Unfortunately, the album didn't eventuate, but the recording, hopefully, still exists. If it doesn't, we've got a cassette. but I believe sooner or later that'll be heard, too.
- There was a single from those sessions that was completed, 2 tracks, "Frozen world" and "Why Tell Me", That Trafalgar licensed to Citadel ? What was about that record, what do you think about that ?
Well I'm really glad that anything from that session came out.
I'm grateful to Citadel that they had the wherewithall and courage to put their time and money into putting that out. But it just goes to show you that there are people in this world that care about real music, and that aren't just business man.
So I'm grateful that exists. I'm even more grateful that any of the tapes that the Angie PEPPER Band or the Passengers recorded are in some form that they can be released and preserved.
- How did the Houston sessions eventuate ?

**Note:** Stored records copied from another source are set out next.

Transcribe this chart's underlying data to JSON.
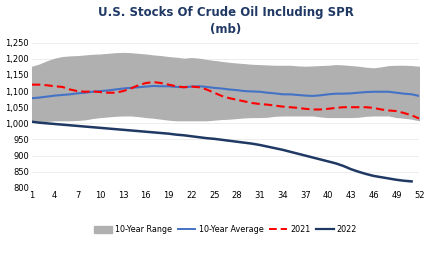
{
  "title": "U.S. Stocks Of Crude Oil Including SPR",
  "subtitle": "(mb)",
  "title_color": "#1F3864",
  "ylim": [
    800,
    1260
  ],
  "yticks": [
    800,
    850,
    900,
    950,
    1000,
    1050,
    1100,
    1150,
    1200,
    1250
  ],
  "xticks": [
    1,
    4,
    7,
    10,
    13,
    16,
    19,
    22,
    25,
    28,
    31,
    34,
    37,
    40,
    43,
    46,
    49,
    52
  ],
  "xlim": [
    1,
    52
  ],
  "weeks": [
    1,
    2,
    3,
    4,
    5,
    6,
    7,
    8,
    9,
    10,
    11,
    12,
    13,
    14,
    15,
    16,
    17,
    18,
    19,
    20,
    21,
    22,
    23,
    24,
    25,
    26,
    27,
    28,
    29,
    30,
    31,
    32,
    33,
    34,
    35,
    36,
    37,
    38,
    39,
    40,
    41,
    42,
    43,
    44,
    45,
    46,
    47,
    48,
    49,
    50,
    51,
    52
  ],
  "range_upper": [
    1175,
    1182,
    1192,
    1200,
    1205,
    1207,
    1208,
    1210,
    1212,
    1213,
    1215,
    1217,
    1218,
    1217,
    1215,
    1213,
    1210,
    1208,
    1205,
    1203,
    1200,
    1202,
    1200,
    1196,
    1193,
    1190,
    1187,
    1185,
    1183,
    1181,
    1180,
    1179,
    1178,
    1178,
    1178,
    1176,
    1175,
    1176,
    1177,
    1178,
    1180,
    1179,
    1177,
    1175,
    1172,
    1170,
    1173,
    1177,
    1178,
    1178,
    1177,
    1175
  ],
  "range_lower": [
    1005,
    1005,
    1008,
    1010,
    1010,
    1010,
    1011,
    1013,
    1017,
    1020,
    1022,
    1024,
    1025,
    1025,
    1023,
    1020,
    1018,
    1015,
    1012,
    1010,
    1010,
    1010,
    1010,
    1010,
    1012,
    1014,
    1015,
    1017,
    1019,
    1020,
    1020,
    1021,
    1024,
    1025,
    1025,
    1025,
    1025,
    1025,
    1022,
    1020,
    1020,
    1020,
    1020,
    1021,
    1024,
    1025,
    1025,
    1025,
    1020,
    1018,
    1015,
    1010
  ],
  "avg_10yr": [
    1078,
    1080,
    1083,
    1086,
    1088,
    1090,
    1093,
    1095,
    1098,
    1100,
    1102,
    1105,
    1108,
    1110,
    1112,
    1114,
    1116,
    1115,
    1115,
    1113,
    1112,
    1114,
    1115,
    1113,
    1110,
    1108,
    1105,
    1103,
    1100,
    1099,
    1098,
    1095,
    1093,
    1090,
    1090,
    1088,
    1086,
    1085,
    1087,
    1090,
    1092,
    1092,
    1093,
    1095,
    1097,
    1098,
    1098,
    1098,
    1095,
    1092,
    1090,
    1085
  ],
  "data_2021": [
    1120,
    1120,
    1118,
    1115,
    1113,
    1105,
    1100,
    1098,
    1099,
    1097,
    1095,
    1095,
    1100,
    1108,
    1118,
    1125,
    1128,
    1125,
    1120,
    1115,
    1112,
    1114,
    1112,
    1105,
    1095,
    1085,
    1078,
    1073,
    1068,
    1063,
    1060,
    1058,
    1055,
    1052,
    1050,
    1048,
    1045,
    1043,
    1043,
    1045,
    1048,
    1050,
    1050,
    1050,
    1050,
    1048,
    1043,
    1040,
    1038,
    1032,
    1025,
    1015
  ],
  "data_2022": [
    1005,
    1002,
    1000,
    998,
    996,
    994,
    992,
    990,
    988,
    986,
    984,
    982,
    980,
    978,
    976,
    974,
    972,
    970,
    968,
    965,
    963,
    960,
    957,
    954,
    952,
    949,
    946,
    943,
    940,
    937,
    933,
    928,
    923,
    918,
    912,
    906,
    900,
    894,
    888,
    882,
    876,
    868,
    858,
    850,
    843,
    837,
    833,
    829,
    825,
    822,
    820,
    null
  ],
  "range_color": "#b0b0b0",
  "avg_color": "#4472C4",
  "color_2021": "#FF0000",
  "color_2022": "#1F3864",
  "avg_linewidth": 1.5,
  "line_2021_linewidth": 1.5,
  "line_2022_linewidth": 1.8,
  "background_color": "#ffffff",
  "legend_labels": [
    "10-Year Range",
    "10-Year Average",
    "2021",
    "2022"
  ]
}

Deniz and I were in Pensicola, Florida.
He was at flight school, he was flying fighters, and the only musical contact we had in the States besides Ron ASHETON and friends of his that Deniz had met in Ann ARBOR was Mort BRADLEY, who was from Melboume and had at one time been involved with Radio Birdman tours in Australia.

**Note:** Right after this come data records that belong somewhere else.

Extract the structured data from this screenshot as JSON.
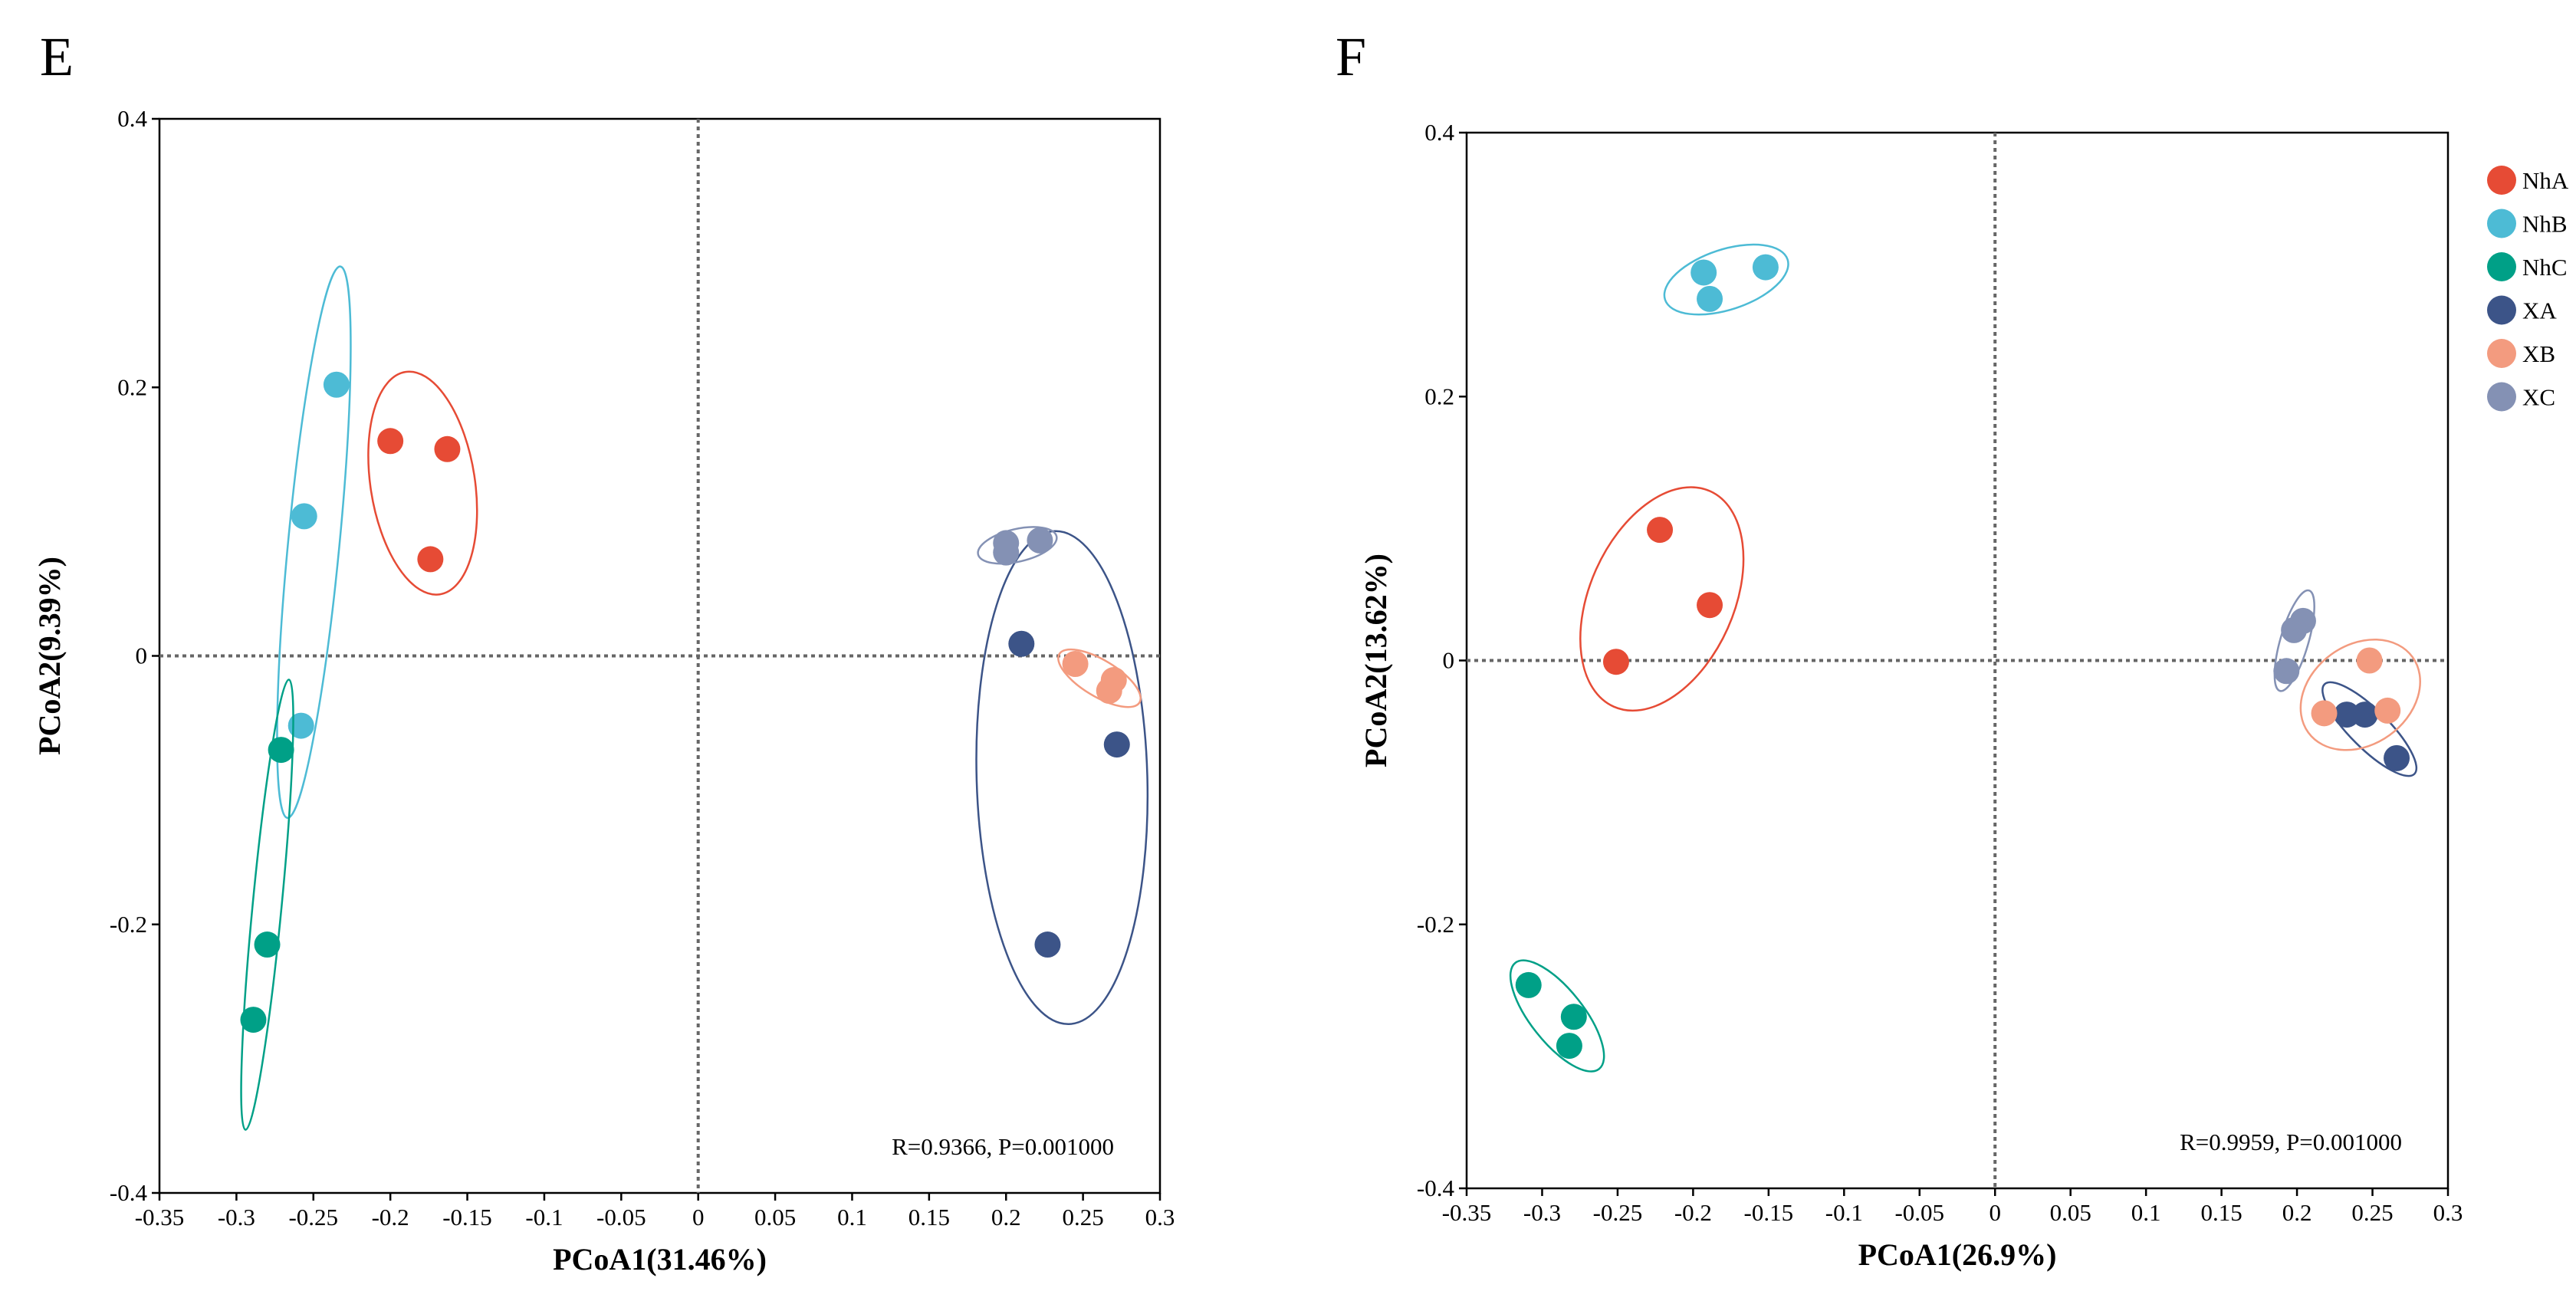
{
  "groups": [
    {
      "name": "NhA",
      "color": "#e64b35"
    },
    {
      "name": "NhB",
      "color": "#4dbbd5"
    },
    {
      "name": "NhC",
      "color": "#00a087"
    },
    {
      "name": "XA",
      "color": "#3c5488"
    },
    {
      "name": "XB",
      "color": "#f39b7f"
    },
    {
      "name": "XC",
      "color": "#8491b4"
    }
  ],
  "chart_data": [
    {
      "type": "scatter",
      "panel": "E",
      "xlabel": "PCoA1(31.46%)",
      "ylabel": "PCoA2(9.39%)",
      "xlim": [
        -0.35,
        0.3
      ],
      "ylim": [
        -0.4,
        0.4
      ],
      "xticks": [
        "-0.35",
        "-0.3",
        "-0.25",
        "-0.2",
        "-0.15",
        "-0.1",
        "-0.05",
        "0",
        "0.05",
        "0.1",
        "0.15",
        "0.2",
        "0.25",
        "0.3"
      ],
      "yticks": [
        "-0.4",
        "-0.2",
        "0",
        "0.2",
        "0.4"
      ],
      "annotation": "R=0.9366, P=0.001000",
      "legend": false,
      "series": [
        {
          "name": "NhA",
          "points": [
            [
              -0.2,
              0.16
            ],
            [
              -0.163,
              0.154
            ],
            [
              -0.174,
              0.072
            ]
          ]
        },
        {
          "name": "NhB",
          "points": [
            [
              -0.235,
              0.202
            ],
            [
              -0.256,
              0.104
            ],
            [
              -0.258,
              -0.052
            ]
          ]
        },
        {
          "name": "NhC",
          "points": [
            [
              -0.271,
              -0.07
            ],
            [
              -0.28,
              -0.215
            ],
            [
              -0.289,
              -0.271
            ]
          ]
        },
        {
          "name": "XA",
          "points": [
            [
              0.21,
              0.009
            ],
            [
              0.272,
              -0.066
            ],
            [
              0.227,
              -0.215
            ]
          ]
        },
        {
          "name": "XB",
          "points": [
            [
              0.245,
              -0.006
            ],
            [
              0.27,
              -0.018
            ],
            [
              0.267,
              -0.026
            ]
          ]
        },
        {
          "name": "XC",
          "points": [
            [
              0.2,
              0.084
            ],
            [
              0.2,
              0.077
            ],
            [
              0.222,
              0.086
            ]
          ]
        }
      ]
    },
    {
      "type": "scatter",
      "panel": "F",
      "xlabel": "PCoA1(26.9%)",
      "ylabel": "PCoA2(13.62%)",
      "xlim": [
        -0.35,
        0.3
      ],
      "ylim": [
        -0.4,
        0.4
      ],
      "xticks": [
        "-0.35",
        "-0.3",
        "-0.25",
        "-0.2",
        "-0.15",
        "-0.1",
        "-0.05",
        "0",
        "0.05",
        "0.1",
        "0.15",
        "0.2",
        "0.25",
        "0.3"
      ],
      "yticks": [
        "-0.4",
        "-0.2",
        "0",
        "0.2",
        "0.4"
      ],
      "annotation": "R=0.9959, P=0.001000",
      "legend": "right",
      "series": [
        {
          "name": "NhA",
          "points": [
            [
              -0.222,
              0.099
            ],
            [
              -0.189,
              0.042
            ],
            [
              -0.251,
              -0.001
            ]
          ]
        },
        {
          "name": "NhB",
          "points": [
            [
              -0.193,
              0.294
            ],
            [
              -0.152,
              0.298
            ],
            [
              -0.189,
              0.274
            ]
          ]
        },
        {
          "name": "NhC",
          "points": [
            [
              -0.309,
              -0.246
            ],
            [
              -0.279,
              -0.27
            ],
            [
              -0.282,
              -0.292
            ]
          ]
        },
        {
          "name": "XA",
          "points": [
            [
              0.233,
              -0.041
            ],
            [
              0.245,
              -0.041
            ],
            [
              0.266,
              -0.074
            ]
          ]
        },
        {
          "name": "XB",
          "points": [
            [
              0.248,
              0.0
            ],
            [
              0.218,
              -0.04
            ],
            [
              0.26,
              -0.038
            ]
          ]
        },
        {
          "name": "XC",
          "points": [
            [
              0.193,
              -0.008
            ],
            [
              0.198,
              0.023
            ],
            [
              0.204,
              0.03
            ]
          ]
        }
      ]
    }
  ]
}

He was an engineer at a studio in Houston, A.C.A.Studios, and he invited us to come to Houston and record. and said it would be a free session and he would get some session musicians. So Deniz and I went to Houston and recorded four of the tracks that we had recorded at Trafalgar in Australia. Thanks Mort.
- How did it happen that the trafalgar work never did come to anything ? How come we don't have an album from that ?
Well I don't want to goin to too many details about that' cuz I don't want to hurt anybody's feelings.
It was dropped without very much of an explanation to me. The only thing that I can ascertain from the whole situation was that Deniz and I had gotten married secretly down in Australia and when Trafalgar found out about that, I guess they figured that I would follow my husband to the States.
Which, of course, I did. I was fully prepared to follow through with my obligations as far as that musical project was concerned, without any sacrifice. I mean, you mary somebody and then,for me to mary somebody anyway, you get to that point that nothing can threaten it, but they fell through with their part of the obligation, and it didn't come off.
- After those sessions were done, what happened to the other members of the band ?
I mentioned what happened to Steve HARRIS in my Passengers interview.
Clyde BRAMLEY joined The Hoodoo Gurus after we left the country. That's history now.
They did play very well, but a couple of years ago Clyde left the Hoodoo Gurus, and I can't understand why.
Ivor Hay, I did'n know what happened to Ivor. I'm sorry I don't know what happened to him because I'd like to contact him and thank him for his part in it and tell him what's going on now. I hope he's doing well now.
One of the things about that session with Trafalgar was were going to a couple of gigs, when his musical commitments would allow him to, and played. He's still in Towrie, practicing as a doctor.
Michael CHARLES played on those sessions. He played with the Screaming Tribesmen for a while. I never saw them. I never read anything about them. I don't know what that led to. I hope he's doing okay, too.